Yeah unfortunately these drivers haven’t been updated for a long time already. What we’ve been doing is essentially bandaiding it every kernel update just to make sure it builds. Functionality isn’t guaranteed.
I understand and appreciate the effort, but it may be preventing some folks from even being able to boot into their system after a fresh install. Perhaps for those old drivers it would be best to leave them on nouveau, like some other distros do, to ensure compatibility. Meaning just installing drivers for Kepler (470xx) onward, as those are still officially supported (at least as described in the RPM Fusion page for it). Just a suggestion of course, you guys know best
I’m not saying the 390xx will bork fresh systems every time, in fact I have another old laptop (dell XPS) here also using the same drivers (just a bit newer architecture, but still using a discreet 630M) that installed cachy with the 390xx driver and had no issues (I just couldn’t get prime-run to work, but that is a different problem).
In case anyone is interested, this laptop (that couldn’t handle 390xx) is on a GF108M and the similar one that could is has a GF117M (both GT630M, though fastfetch shows them as ‘NVIDIA GeForce GT 620M/630M/635M/640M LE’).
Thanks! I’ll try that and post an update here. I did try to add those modules there and run mkinitcpio before and that didn’t work at the time, but I see a few more arguments in that echo line, so maybe I missed something important before.

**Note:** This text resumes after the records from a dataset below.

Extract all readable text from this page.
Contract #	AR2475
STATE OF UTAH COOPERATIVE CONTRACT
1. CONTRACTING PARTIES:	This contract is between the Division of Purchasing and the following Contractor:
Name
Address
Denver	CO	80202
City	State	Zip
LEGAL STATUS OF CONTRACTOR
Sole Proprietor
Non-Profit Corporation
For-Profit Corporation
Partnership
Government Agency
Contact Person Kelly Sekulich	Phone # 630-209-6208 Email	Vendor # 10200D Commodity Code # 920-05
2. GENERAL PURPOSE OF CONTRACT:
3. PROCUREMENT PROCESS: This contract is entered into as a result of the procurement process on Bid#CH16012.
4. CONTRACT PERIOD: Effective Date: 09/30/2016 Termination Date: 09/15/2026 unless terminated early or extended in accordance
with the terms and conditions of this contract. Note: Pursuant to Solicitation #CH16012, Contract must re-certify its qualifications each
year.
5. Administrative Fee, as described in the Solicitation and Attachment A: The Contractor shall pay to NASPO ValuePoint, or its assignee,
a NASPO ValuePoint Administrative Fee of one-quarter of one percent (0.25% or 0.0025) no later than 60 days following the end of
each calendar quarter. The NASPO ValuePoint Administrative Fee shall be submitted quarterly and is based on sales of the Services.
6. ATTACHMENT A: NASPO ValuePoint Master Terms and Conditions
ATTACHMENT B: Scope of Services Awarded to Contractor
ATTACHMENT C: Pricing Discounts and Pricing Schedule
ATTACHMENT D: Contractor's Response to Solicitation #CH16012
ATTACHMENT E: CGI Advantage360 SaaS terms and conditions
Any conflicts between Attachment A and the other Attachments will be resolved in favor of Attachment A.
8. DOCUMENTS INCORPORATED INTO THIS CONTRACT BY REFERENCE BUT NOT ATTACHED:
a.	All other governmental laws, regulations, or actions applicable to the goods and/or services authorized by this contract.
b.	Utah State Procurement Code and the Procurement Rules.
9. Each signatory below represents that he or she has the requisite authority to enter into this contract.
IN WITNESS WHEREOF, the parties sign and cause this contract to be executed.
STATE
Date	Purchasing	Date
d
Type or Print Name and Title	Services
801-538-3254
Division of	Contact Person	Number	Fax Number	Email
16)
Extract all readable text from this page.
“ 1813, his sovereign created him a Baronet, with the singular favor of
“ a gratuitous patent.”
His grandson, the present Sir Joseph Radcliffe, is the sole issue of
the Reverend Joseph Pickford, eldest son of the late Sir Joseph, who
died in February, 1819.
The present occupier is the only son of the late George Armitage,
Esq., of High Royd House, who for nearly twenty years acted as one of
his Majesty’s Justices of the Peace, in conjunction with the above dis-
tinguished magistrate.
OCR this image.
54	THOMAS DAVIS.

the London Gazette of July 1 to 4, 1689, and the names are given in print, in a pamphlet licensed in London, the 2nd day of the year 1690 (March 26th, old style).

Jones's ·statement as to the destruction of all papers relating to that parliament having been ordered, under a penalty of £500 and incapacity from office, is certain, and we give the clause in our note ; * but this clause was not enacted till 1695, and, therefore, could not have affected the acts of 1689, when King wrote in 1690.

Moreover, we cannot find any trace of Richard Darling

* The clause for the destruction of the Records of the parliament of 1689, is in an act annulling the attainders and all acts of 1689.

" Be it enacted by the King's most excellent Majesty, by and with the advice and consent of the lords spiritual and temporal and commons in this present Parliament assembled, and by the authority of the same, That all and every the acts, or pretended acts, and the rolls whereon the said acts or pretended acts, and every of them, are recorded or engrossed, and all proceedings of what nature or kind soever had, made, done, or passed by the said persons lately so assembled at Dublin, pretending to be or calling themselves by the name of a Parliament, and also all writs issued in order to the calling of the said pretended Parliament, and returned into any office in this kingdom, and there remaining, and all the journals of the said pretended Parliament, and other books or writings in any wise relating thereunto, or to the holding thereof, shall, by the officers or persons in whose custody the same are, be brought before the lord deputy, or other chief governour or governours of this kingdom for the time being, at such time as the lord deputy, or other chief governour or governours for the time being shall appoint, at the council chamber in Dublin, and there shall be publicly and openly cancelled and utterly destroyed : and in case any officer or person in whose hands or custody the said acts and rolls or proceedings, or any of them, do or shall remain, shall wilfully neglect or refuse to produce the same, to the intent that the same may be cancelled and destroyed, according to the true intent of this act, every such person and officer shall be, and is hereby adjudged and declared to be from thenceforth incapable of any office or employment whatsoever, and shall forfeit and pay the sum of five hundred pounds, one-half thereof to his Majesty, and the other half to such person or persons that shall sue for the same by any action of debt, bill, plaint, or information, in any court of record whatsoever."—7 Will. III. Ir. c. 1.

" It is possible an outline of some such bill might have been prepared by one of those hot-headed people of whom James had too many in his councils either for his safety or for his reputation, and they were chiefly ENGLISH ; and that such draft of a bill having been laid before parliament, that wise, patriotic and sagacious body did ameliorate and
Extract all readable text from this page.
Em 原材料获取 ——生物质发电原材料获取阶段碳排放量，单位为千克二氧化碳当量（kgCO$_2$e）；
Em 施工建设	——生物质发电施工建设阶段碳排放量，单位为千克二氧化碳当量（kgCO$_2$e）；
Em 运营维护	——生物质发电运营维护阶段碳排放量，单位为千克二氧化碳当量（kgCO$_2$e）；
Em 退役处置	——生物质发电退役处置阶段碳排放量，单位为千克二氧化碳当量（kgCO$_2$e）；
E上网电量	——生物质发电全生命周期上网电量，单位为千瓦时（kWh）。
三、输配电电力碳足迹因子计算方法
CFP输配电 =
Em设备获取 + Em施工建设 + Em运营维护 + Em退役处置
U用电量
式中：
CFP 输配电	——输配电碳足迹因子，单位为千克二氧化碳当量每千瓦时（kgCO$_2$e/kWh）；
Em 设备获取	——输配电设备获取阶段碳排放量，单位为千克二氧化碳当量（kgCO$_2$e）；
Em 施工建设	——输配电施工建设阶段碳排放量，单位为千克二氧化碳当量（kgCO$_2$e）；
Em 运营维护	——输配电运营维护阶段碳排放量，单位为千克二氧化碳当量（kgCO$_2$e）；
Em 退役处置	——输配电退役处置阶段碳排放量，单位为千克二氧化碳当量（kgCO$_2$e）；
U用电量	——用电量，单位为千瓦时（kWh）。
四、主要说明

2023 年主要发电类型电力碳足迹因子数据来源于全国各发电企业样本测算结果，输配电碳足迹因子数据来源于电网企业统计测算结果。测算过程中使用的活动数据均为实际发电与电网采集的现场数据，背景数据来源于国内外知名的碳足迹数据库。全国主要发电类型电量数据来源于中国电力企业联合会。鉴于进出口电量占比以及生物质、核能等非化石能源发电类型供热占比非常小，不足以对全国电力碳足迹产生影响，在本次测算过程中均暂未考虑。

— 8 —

Also, after installing the drivers I checked the mkinitcpio.conf file and yeah, it was looking like it did from the fresh install, meaning in the modules I just had ‘crc32c-intel’,
UPDATE: No joy, still blank, going back to nouveau again :T
Well, unfortunately, it looks like we’ll have to switch to using Nouveau instead of the closed driver, at least for laptops. You can also try nvidia-drm.modeset=0 and see if it will boot, but I doubt in it. Honestly, even if it did work, 390xx is probably not usable at all. PRIME Offload not working, Wayland not supported, VA-API not working, kernel update issues, probably security vulnerabilities. I’m thinking about replacing it completely with nouveau, but that requires verifying that manual reclocking works, i.e. power management, to be able to make the GPU not completely useless in terms of performance and have at least 70-80% over the closed driver. You can also check some difference by creating this configuration file /etc/modprobe.d/nouveau.conf:
options nouveau config=NvBoost=2
And run sudo mkinitcpio -P after that. It would be nice if you could do some performance measurements, if they are satisfactory I will consider discontinuing nvidia-390xx maintenance in favor of nouveau for CachyOS.
I tried using vkcube and glxgears but both use the integrated, I even tried something like __NV_PRIME_RENDER_OFFLOAD=1 __VK_LAYER_NV_optimus=NVIDIA_only vkcube but it as still using the intel one.
I’ll apply the boost and see what I can get in Heaven again.
For glxgears you need to use vblank_mode=0 as well (so DRI_PRIME=1 vblank_mode=0 glxgears), otherwise FPS will be limited to 60. Also note that Fermi does not support Vulkan, so vkcube is useless to run. This true to both closed driver and Nouveau.
Max and average slightly higher, but within margin of error, but the Min results improved nicely.